# help! my new betta won't eat and is continually hiding



## chrissylee13 (Jan 1, 2012)

well, for starters i have a 10 gallon tank, it's heated and has a filter that's baffled. its separated into 2 sections. one for my half moon, Frosty Love, and the other side for Curly, which i think he's a veil tail.

i've had frosty for almost a month now. which he had been in a half gallon, i know, way too small, but i fell in love with him because of his spunk and how gorgeous he was and i didn't want anyone else to have him! but i just bought Curly new year's eve day. well, once i put Curly into his section of the 10 gal he freaked out! zig zagging all over the place. he eventually calmed down. but, he hasn't eaten since new years eve morning (i work at petsmart so after changing his water i fed him and he ate while in his original cup). now he continually hides in this cup just laying on the bottom of it, he only comes out to swim around for a little and get a gulp of air and then back he goes to hiding. earlier today i attempted to get him to eat by putting him back into his original cup and feeding him. well, it worked until the piece of food he choose was too big and he spit it out. he tried several more times and still spit it out. so i mashed up a piece into smaller pieces and he ignored it.

any suggestions as to what i should do? 
do you think the hiding is just him getting used to his surroundings?
do you think all the space he has is freaking him out? if so, should i put him into something smaller?

second thing is, he isn't aggressive at all like my half moon. he sees his reflection and runs away, no flaring like most male bettas. and i made the mistake of accidentally setting his clear cup in front of Frosty's side, Frosty flared up and Curly almost jumped right out of the cup!

and lastly, i noticed his fins aren't as big as other male bettas. they're still long, but thinner. is this just the way he is? is it because he's young? or is there something wrong? clamped fins?

any opinions or suggestions would be greatly appreciated.


----------



## thekoimaiden (Oct 19, 2011)

My guess is that he is a little stressed from being in constant view of your other betta. In my 10 gal divided tanks I make sure to have lots of plants along the divider to provide a good buffer zone between the two bettas. You could also try getting your scaredy-cat a thickly planted corner of the tank. Both live and plastic (or a combination of the two) work very well.

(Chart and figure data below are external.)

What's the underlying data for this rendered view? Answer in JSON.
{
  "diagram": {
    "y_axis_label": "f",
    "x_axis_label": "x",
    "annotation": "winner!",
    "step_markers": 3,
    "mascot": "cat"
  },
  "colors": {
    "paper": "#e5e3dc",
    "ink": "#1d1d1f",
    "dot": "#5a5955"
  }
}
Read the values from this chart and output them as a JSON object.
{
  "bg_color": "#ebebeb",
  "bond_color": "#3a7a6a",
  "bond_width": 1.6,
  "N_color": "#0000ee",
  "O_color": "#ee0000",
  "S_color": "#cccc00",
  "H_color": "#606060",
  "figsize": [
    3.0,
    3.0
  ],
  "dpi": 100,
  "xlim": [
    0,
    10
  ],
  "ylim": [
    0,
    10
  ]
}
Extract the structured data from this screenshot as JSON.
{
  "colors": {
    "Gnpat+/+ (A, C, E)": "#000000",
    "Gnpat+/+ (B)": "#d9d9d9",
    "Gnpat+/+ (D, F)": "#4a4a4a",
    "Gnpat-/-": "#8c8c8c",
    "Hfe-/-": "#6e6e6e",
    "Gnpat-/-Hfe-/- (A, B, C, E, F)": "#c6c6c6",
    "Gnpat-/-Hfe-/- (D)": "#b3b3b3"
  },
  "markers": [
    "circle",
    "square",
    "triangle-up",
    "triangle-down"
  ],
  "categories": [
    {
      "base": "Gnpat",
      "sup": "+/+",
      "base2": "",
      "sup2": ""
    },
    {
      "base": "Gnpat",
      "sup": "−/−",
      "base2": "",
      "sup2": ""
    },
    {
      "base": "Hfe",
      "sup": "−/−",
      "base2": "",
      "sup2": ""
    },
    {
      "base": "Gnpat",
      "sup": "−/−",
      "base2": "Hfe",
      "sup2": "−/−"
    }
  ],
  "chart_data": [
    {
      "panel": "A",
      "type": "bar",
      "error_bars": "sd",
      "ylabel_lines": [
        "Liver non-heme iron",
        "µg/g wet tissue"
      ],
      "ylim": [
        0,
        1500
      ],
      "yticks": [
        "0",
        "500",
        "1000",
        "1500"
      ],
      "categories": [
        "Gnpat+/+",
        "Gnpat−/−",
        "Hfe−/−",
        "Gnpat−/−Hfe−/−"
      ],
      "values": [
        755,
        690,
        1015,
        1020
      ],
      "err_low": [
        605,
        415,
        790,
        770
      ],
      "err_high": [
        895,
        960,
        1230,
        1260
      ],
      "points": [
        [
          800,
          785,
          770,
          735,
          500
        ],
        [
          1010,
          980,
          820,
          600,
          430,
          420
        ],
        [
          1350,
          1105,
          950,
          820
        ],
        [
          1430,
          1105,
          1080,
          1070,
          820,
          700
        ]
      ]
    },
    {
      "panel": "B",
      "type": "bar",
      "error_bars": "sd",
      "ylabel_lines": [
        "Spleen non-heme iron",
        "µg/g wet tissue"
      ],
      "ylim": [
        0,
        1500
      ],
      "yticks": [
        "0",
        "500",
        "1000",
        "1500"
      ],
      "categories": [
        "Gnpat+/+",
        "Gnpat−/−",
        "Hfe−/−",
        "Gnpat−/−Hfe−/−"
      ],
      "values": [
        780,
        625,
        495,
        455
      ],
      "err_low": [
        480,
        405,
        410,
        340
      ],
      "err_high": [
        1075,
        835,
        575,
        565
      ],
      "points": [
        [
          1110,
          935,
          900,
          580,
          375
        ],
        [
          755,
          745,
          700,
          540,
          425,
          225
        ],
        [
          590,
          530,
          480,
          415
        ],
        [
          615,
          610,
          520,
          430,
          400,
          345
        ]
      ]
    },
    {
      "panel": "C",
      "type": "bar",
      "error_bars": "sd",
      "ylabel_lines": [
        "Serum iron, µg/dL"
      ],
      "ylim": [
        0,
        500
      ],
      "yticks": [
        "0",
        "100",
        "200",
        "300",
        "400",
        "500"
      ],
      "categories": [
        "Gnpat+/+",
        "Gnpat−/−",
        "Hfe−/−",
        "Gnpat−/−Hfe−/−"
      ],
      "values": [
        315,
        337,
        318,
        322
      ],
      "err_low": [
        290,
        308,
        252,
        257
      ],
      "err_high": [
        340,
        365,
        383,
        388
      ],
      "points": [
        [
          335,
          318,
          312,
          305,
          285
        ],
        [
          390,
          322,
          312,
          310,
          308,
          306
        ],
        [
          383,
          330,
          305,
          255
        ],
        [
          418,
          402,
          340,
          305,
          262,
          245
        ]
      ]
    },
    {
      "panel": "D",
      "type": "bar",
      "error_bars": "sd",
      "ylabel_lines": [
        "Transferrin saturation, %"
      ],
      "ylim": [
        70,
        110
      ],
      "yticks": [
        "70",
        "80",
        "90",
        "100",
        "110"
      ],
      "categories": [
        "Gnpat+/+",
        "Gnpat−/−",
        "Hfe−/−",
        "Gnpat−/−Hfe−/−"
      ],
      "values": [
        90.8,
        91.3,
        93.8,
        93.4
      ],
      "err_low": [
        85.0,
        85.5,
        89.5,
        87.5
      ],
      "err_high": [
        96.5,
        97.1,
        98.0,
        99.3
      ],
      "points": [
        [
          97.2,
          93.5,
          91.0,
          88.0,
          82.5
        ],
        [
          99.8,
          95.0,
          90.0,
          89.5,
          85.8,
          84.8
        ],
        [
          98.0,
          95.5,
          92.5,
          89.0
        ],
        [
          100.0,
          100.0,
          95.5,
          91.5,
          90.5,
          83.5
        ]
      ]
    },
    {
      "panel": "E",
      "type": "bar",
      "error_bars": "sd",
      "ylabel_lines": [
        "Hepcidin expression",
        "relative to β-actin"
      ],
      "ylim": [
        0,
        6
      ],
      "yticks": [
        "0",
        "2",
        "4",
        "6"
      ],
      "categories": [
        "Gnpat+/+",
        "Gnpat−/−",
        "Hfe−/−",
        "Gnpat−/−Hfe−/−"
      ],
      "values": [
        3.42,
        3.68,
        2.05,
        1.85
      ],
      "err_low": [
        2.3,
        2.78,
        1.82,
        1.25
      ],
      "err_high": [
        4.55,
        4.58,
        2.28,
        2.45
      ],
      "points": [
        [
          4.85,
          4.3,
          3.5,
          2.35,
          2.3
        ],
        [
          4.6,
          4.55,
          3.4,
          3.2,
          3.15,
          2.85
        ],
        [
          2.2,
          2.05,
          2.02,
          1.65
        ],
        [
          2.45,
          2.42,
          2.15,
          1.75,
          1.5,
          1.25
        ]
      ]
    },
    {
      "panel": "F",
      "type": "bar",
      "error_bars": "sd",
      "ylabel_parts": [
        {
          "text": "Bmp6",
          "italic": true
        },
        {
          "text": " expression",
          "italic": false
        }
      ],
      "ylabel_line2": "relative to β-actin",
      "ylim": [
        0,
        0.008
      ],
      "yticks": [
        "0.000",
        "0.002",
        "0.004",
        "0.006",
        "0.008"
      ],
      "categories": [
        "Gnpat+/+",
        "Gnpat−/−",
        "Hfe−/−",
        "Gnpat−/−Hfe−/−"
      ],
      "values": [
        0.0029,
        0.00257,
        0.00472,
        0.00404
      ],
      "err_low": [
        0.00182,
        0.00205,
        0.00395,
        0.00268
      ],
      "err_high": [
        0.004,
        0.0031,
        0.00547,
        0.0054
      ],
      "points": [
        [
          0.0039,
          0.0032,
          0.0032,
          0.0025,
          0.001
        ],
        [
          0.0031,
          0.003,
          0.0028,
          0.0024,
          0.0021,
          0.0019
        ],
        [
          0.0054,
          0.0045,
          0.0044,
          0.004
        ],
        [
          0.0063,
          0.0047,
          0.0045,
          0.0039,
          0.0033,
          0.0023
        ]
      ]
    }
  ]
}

EDIT: Also you have beautiful fish! I love the red and white combinations!!


----------



## chrissylee13 (Jan 1, 2012)

well the divider is craft canvas. so it's not really see through. i can look through it and see the other side but they don't pay much attention to it. but thats a good idea. i'll do that! and i also originally thought Frosty was white and red, but his body is this shimmering light blue color!


----------